The jury agreed with prosecutors that Bonds in 2003 impeded a grand jury investigation of a California lab that provided banned steroids to athletes.
Jurors determined Bonds hadn't been sufficiently forthcoming with the grand jury when asked if anyone other than a doctor had ever injected him, the San Jose Mercury News reported.
The San Francisco panel of eight women and four men, however, could not reach a verdict on three perjury charges that dealt with whether Bonds had lied about never knowingly using steroids during his career.
Jurors told the newspaper they had deadlocked 11-1 in favor of convicting Bonds on a count charging him with lying about whether he had been injected by Greg Anderson, his personal trainer.

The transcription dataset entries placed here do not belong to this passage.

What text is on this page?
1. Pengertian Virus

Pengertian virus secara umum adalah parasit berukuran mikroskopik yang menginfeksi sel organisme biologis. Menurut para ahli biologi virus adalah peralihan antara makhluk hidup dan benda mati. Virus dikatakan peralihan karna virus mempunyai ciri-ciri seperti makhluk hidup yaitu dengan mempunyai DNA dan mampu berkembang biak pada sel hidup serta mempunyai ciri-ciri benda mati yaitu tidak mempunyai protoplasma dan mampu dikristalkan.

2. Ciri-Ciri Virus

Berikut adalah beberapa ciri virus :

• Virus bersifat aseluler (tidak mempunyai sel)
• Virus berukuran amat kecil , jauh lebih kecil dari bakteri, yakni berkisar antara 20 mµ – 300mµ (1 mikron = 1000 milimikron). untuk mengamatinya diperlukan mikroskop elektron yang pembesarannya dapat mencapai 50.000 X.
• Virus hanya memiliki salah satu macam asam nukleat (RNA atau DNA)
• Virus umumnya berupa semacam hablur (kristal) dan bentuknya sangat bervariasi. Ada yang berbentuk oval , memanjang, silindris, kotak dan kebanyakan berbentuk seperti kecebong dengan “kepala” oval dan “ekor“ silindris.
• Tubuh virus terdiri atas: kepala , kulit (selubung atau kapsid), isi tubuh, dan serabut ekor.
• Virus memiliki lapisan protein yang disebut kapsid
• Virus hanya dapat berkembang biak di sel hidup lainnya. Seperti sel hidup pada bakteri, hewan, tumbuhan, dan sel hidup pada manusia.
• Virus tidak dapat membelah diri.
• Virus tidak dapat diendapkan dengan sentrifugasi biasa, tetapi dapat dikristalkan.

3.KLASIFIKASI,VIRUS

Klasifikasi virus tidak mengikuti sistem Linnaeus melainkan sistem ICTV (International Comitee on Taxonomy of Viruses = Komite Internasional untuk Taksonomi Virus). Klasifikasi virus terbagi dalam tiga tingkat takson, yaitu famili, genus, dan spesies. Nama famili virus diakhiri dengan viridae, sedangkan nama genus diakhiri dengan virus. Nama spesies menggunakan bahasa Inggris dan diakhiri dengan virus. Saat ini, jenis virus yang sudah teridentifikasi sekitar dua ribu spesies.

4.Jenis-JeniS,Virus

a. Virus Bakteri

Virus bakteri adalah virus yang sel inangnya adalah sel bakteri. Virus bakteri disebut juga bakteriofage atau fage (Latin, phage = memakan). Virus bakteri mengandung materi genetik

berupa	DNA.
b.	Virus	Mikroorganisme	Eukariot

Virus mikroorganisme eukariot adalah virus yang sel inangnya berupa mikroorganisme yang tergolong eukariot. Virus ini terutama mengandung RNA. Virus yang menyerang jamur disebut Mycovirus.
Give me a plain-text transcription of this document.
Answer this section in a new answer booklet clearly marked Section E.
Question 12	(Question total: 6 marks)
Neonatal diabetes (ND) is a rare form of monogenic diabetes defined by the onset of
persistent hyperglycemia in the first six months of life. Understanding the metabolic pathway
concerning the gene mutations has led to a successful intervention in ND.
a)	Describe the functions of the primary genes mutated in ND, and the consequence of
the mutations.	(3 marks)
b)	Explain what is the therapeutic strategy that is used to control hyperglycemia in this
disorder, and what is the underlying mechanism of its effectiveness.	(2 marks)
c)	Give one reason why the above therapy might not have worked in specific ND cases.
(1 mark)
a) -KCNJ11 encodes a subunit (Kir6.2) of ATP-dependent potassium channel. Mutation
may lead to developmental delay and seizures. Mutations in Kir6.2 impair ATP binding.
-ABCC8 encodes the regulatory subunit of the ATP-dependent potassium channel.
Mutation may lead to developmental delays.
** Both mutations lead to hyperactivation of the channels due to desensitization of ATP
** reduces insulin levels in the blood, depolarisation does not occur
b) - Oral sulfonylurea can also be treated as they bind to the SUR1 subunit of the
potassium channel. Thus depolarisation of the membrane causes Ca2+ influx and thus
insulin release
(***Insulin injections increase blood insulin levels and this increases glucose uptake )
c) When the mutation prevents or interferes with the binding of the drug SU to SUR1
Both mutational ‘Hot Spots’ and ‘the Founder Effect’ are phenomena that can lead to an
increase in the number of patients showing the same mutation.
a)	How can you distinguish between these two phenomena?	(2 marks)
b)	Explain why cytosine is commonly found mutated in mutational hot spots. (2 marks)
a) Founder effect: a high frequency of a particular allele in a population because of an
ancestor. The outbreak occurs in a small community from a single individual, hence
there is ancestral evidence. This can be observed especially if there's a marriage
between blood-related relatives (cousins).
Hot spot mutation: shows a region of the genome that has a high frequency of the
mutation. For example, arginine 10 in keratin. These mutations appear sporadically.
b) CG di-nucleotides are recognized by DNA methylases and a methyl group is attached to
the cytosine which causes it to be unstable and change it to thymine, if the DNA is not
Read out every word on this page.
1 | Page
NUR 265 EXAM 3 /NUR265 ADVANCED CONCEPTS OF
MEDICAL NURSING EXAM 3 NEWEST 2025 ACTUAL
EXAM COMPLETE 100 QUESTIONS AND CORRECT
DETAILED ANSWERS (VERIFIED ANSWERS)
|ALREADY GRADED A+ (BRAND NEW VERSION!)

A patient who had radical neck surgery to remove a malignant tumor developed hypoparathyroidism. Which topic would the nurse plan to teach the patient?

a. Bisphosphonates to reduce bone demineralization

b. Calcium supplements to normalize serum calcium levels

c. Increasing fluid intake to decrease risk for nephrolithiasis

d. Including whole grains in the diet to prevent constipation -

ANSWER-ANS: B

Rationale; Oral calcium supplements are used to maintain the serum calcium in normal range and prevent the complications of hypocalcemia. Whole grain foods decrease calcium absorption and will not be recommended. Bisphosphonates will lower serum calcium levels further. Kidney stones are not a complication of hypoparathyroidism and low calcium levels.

Jury members said prosecutors hadn't proved their case on two other perjury counts -- that Bonds lied when he testified he never knowingly using steroids and when he similarly stated he never used human growth hormone.
Bonds, baseball's all-time home run leader, could be sentenced to as much as 10 years in federal prison. It is considered very unlikely, however, that he will draw that much prison time, if any at all, The New York Times reported.
U.S. Attorney Melinda Haag told the Mercury News prosecutors will decide whether they will seek to retry Bonds on the three deadlocked counts or settle for the single felony conviction.